The reauthorization bill does away with these interim targets, focusing completely on final decision timelines. As an alternative to FDA taking formal actions when reviewers have questions about a submission, manufacturers negotiated an agreement with the agency to put more emphasis on simply giving companies a call or an email to work things out.
The agreement grew out of frustration on the part of both companies and agency staffers that the cycle goals were actually prolonging reviews by putting pressure on ODE to take actions like issuing a major deficiency letter, which stopped the review clock until the company responded.
"As you soon as you start talking about, 'We are not going to put things on hold, we are going to interact,' a whole lot of procedural things come up," Tillman says. "When do you stop the clock versus when do you work interactively with the company?" is the question her office is now asking itself.
Further, ODE frequently assigns teams of reviewers to handle different parts of an application. The office needs to figure out if one reviewer should go ahead and contact a company when he or she is ready, or wait for the team, she noted.
Interactive Review Guidance Is Top Priority
Thinh Nguyen, head of ODE's premarket approval section, has been assigned to address these and other questions as part of a one-year detail to head up ODE's implementation of the reauthorized user fee program.
Nguyen's first priority is to jump-start work on an interactive review guidance document, which FDA has committed to as part of its user fee agreement with industry.
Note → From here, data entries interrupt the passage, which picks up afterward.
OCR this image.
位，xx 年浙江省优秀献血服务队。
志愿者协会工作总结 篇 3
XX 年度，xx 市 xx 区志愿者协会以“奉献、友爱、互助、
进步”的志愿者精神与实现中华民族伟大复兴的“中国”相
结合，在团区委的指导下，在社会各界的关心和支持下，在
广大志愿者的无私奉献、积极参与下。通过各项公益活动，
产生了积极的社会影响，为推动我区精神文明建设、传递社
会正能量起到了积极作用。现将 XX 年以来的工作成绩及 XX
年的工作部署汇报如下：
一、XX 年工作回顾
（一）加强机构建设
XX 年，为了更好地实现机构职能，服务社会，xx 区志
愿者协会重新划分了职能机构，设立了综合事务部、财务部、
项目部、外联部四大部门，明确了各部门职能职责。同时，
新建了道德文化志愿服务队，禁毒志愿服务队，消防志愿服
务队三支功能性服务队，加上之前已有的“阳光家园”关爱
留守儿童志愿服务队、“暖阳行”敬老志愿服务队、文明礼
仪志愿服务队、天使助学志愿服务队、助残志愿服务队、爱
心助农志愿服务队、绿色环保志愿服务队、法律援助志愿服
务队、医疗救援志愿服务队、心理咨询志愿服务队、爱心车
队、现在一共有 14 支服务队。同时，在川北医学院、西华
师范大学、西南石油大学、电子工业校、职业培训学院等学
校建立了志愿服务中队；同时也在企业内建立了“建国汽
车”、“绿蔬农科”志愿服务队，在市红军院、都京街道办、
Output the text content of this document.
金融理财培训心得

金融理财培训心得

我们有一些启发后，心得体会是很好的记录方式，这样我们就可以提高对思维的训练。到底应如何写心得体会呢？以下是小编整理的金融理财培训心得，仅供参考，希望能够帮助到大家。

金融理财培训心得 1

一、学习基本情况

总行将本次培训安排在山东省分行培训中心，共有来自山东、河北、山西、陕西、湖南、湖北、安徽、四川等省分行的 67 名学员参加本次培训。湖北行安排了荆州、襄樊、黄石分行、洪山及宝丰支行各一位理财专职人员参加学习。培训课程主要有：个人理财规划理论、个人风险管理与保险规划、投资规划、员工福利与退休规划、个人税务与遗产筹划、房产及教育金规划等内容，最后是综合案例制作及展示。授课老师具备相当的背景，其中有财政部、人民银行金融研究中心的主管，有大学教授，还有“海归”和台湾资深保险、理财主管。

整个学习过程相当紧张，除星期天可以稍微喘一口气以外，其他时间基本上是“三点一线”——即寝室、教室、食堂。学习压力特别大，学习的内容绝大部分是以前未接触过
He has already assembled a team to develop the guidance and is determining what other guidances need be written or updated, according to Tillman.
In addition, Nguyen will have teams create internal processes for meeting the 2008-2012 performance goals, which are generally tighter than current goals, while incorporating interactive review.
Both FDA and industry reps are confident that Congress will approve the user fee legislation, and are pushing for a House vote and Senate-House conference agreement before Congress takes off for the month of August. If the bill is not finished by then, FDA would need to start making budget cuts to plan for the contingency of having no user fee revenue. "That is not a situation anybody here wants to be in," Tillman said.